Dublin/Howth: early September; taken on Ilford HP5 Plus 400 B/W film with a Nikon F3.
More photos can be found at pixxy.co.nz.
It was like Christmas had come early when I finally got just under twenty rolls of films developed and scanned last weekend (yes, I still love canned baked beans for dinner).
These photos show the beginning of some really important friendships, and a day spent compromising. I’m terrible in groups. I hate slow-walking and indecisive democracies where everyone is too polite to say and do what they really want. It was early September.
Fast forward a month to Saturday 3rd October.
Around this time I was thrashing Girls Names, Cheatahs, Grooms and Protomartyr’s new album.
I’d dragged some friends with me to Whelans for the Girls Names’ album release gig. It was a pleasant surprise that I’d found a Swedish, French and Austrian girl who all digged the band (and generally “shit Amanda listens to”) enough to fork out for the price of tickets and the copious pints of beer we plied ourselves with. Then I made myself more convivial.
The gig was great, obviously. That’s such a pointless, throwaway statement that seems important to make, yet in saying so, really undermines the point it’s making.
The thrill and buzz of it ended as quickly and concurrently as the short-lived fling I had.
In a press release for their Arms Around a Vision album, Girls Names’ frontman Cathal Cully wrote, “I’m not starving or anything, but I’ve practically been living hand to mouth since I was 22. Most guitar music now is just a playground for the rich middle classes, and it’s really boring and elitist. We’re elitist in our own way, in that we’re on our own and you can’t fuck with us when we’ve nothing to lose.”
That last bit really stuck with me. I’d read that before coming across this interview in which he elaborated on his thoughts and notions around being a “hunger artist”. Sometimes I think I belong in the clump of boring, elitist middle class that he spoke of. And then I think it’s all relative.
I wonder if it comes down to having something to lose, and what that something is. What I have to lose is very different from the next person’s. What I have to lose is… I wouldn’t even know where to begin.

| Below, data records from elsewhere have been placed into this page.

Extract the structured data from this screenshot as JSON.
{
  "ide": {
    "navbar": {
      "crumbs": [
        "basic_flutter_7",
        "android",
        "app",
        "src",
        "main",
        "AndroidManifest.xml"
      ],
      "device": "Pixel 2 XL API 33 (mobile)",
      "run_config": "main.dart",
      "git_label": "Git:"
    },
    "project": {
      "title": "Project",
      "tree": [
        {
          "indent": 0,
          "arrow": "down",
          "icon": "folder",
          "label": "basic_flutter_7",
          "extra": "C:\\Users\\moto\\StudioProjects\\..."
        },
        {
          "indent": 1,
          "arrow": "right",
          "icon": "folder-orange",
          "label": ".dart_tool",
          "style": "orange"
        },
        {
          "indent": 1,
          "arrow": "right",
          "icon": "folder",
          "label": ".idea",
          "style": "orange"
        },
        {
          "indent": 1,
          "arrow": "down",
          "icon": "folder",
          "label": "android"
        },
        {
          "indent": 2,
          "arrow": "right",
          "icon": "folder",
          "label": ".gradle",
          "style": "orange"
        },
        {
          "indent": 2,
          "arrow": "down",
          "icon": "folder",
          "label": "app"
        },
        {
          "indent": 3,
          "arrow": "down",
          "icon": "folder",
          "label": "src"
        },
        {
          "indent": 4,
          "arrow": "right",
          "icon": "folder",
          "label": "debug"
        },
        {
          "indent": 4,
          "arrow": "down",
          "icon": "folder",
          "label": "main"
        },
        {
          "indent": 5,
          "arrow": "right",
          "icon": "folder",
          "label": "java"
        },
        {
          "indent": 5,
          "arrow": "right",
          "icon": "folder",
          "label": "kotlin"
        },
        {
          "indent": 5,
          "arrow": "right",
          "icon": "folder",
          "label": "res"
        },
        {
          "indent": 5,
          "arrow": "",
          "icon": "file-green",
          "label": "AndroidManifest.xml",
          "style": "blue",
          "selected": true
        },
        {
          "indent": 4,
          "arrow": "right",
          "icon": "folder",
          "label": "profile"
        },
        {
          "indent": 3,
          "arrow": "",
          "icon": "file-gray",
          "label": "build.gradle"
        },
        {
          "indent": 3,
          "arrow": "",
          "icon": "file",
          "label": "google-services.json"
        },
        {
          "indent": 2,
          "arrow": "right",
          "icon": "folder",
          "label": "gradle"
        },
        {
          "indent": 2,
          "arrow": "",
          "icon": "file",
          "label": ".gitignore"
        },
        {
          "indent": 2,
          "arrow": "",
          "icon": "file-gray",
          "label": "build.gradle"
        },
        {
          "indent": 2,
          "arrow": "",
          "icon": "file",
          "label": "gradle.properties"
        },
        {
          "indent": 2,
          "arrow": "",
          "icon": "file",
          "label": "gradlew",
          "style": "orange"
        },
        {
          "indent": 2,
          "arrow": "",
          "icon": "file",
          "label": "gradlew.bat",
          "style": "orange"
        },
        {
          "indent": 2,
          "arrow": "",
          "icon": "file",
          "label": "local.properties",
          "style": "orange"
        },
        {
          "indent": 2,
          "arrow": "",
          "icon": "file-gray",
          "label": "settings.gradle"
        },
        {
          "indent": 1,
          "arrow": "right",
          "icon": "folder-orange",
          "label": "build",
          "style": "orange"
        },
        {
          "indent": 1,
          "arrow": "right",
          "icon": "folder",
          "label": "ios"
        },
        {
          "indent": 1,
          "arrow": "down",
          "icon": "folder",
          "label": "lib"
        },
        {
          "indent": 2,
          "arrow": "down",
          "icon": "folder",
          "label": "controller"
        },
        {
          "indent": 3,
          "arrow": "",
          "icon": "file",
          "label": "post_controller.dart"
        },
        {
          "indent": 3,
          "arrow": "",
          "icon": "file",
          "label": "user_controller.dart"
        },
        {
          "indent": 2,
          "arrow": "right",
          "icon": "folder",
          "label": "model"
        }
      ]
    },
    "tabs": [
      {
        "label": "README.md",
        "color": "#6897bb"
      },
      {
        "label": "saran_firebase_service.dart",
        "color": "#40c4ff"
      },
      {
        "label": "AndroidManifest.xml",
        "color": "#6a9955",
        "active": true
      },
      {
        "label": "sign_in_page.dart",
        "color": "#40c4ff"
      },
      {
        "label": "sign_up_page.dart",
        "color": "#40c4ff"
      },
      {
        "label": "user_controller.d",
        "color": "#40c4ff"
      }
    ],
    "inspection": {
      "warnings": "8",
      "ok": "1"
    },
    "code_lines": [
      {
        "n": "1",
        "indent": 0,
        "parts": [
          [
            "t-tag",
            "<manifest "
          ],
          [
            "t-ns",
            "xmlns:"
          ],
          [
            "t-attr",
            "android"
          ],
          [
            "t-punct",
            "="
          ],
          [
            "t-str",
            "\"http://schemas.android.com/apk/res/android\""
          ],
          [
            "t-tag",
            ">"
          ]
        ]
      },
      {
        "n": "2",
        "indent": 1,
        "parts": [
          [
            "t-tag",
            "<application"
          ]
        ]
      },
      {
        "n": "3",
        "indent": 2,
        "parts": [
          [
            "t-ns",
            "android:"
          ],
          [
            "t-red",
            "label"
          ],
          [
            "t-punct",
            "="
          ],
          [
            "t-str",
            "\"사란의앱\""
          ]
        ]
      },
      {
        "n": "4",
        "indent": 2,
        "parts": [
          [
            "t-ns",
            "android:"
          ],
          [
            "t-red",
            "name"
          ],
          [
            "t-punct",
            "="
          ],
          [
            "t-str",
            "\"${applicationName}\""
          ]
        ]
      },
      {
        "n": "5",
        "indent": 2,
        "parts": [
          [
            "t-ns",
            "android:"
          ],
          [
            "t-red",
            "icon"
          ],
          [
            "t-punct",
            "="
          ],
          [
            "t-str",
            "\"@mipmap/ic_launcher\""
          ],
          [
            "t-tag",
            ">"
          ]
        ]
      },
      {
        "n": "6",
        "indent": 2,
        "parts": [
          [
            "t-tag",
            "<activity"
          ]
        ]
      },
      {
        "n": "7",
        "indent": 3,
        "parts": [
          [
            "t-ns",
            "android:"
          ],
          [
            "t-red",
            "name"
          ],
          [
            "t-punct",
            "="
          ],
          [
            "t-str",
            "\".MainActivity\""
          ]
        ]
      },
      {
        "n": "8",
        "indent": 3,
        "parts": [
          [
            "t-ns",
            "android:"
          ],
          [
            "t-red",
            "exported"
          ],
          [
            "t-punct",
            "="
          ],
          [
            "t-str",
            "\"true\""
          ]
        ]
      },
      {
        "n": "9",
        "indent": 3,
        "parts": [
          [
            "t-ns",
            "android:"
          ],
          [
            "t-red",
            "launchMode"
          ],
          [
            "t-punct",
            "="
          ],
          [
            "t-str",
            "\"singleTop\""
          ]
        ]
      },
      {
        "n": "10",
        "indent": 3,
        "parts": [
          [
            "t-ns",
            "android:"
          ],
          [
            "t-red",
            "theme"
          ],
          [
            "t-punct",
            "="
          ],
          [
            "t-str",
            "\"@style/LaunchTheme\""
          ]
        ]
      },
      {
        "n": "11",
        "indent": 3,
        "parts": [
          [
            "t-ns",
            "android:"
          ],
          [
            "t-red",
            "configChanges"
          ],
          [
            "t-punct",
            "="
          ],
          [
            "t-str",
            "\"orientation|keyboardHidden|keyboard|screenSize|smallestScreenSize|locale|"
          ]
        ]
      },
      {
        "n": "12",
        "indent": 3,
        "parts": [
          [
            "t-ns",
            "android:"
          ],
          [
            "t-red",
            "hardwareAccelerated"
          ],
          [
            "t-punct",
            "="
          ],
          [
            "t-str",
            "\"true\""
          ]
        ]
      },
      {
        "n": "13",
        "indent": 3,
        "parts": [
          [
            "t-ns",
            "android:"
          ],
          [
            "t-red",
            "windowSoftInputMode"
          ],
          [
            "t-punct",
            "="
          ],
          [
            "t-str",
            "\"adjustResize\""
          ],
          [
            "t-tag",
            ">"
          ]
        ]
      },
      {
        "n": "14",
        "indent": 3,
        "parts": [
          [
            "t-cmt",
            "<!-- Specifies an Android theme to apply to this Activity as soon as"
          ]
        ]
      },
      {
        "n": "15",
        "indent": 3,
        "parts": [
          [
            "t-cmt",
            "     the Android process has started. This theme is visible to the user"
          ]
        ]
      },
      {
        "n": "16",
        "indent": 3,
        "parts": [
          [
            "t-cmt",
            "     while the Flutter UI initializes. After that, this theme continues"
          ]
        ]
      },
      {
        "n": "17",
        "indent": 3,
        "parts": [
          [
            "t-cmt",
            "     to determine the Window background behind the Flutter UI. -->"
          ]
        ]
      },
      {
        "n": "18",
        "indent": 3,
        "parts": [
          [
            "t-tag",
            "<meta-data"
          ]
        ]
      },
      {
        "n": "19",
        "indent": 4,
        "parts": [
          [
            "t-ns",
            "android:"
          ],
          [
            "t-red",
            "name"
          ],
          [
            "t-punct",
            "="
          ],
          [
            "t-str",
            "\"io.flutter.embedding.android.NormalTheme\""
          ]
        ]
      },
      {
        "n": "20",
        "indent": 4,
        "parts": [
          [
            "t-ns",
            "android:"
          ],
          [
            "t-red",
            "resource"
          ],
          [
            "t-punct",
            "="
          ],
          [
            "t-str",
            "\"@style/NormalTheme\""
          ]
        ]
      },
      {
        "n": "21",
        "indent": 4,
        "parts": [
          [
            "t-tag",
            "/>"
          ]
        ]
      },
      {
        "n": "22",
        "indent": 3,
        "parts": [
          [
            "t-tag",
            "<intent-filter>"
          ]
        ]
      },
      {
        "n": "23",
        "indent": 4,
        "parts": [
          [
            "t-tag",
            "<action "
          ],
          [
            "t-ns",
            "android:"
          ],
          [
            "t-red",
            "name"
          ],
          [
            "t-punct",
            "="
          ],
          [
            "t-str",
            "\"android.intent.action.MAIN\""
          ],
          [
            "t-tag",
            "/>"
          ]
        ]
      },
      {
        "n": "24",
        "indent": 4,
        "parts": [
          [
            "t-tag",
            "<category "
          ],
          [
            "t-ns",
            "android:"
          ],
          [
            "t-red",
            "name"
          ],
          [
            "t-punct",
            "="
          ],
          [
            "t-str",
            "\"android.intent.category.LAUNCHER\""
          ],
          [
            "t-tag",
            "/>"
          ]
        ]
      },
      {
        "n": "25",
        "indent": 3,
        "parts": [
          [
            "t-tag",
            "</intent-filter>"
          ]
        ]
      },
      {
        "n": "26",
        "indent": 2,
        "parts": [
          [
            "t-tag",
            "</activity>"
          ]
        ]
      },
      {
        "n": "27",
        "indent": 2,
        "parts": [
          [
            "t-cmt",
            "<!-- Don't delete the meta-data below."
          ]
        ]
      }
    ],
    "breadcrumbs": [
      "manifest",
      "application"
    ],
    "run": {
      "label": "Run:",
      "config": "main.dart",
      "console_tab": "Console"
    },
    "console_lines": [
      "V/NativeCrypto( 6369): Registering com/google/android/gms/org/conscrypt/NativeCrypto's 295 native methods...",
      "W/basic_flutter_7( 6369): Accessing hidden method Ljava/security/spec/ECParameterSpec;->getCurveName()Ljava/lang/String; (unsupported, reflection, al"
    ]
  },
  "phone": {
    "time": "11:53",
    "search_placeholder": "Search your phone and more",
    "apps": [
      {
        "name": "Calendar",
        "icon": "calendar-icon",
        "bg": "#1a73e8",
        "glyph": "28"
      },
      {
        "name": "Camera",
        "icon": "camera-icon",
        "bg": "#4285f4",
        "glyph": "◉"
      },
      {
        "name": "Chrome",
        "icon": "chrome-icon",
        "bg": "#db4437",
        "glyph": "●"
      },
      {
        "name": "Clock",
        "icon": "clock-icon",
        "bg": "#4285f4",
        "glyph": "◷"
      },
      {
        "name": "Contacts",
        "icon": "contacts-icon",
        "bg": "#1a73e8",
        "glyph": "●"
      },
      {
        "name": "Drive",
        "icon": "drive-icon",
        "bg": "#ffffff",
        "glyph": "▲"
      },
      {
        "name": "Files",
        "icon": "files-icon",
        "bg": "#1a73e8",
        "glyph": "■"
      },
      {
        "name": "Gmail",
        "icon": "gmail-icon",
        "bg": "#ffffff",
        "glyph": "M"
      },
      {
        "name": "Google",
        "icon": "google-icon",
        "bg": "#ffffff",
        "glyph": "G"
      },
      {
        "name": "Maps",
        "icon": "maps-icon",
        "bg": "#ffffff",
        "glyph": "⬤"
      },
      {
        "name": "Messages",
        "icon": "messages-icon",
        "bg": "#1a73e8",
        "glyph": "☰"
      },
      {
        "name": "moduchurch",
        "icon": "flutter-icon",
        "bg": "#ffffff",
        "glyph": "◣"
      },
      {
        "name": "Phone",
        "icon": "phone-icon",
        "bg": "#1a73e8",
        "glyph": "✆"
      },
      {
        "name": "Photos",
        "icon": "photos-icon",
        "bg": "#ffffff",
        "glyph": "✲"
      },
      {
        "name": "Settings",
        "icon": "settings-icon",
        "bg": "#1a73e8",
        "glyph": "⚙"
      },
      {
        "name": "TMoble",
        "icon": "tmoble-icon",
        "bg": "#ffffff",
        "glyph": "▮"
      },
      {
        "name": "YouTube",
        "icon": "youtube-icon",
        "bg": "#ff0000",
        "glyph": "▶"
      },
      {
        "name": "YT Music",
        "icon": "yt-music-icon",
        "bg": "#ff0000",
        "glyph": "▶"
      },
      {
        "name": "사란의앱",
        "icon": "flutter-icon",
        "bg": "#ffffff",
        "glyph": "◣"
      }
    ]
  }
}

For one, the privacy of no one else quite knowing, and me not enumerating to myself the things I have to lose. But I think I am slowly chipping away at it. Hopefully I’ll reach a point where I can say, what do I have to lose?! with the same badassness and je ne sais quoi that matches my habit of wearing triple leather this European winter.
I have too many ideas that converge and diverge floating around my head right now. I really need to find a vision to wholly throw my arms around. I can’t be the only one.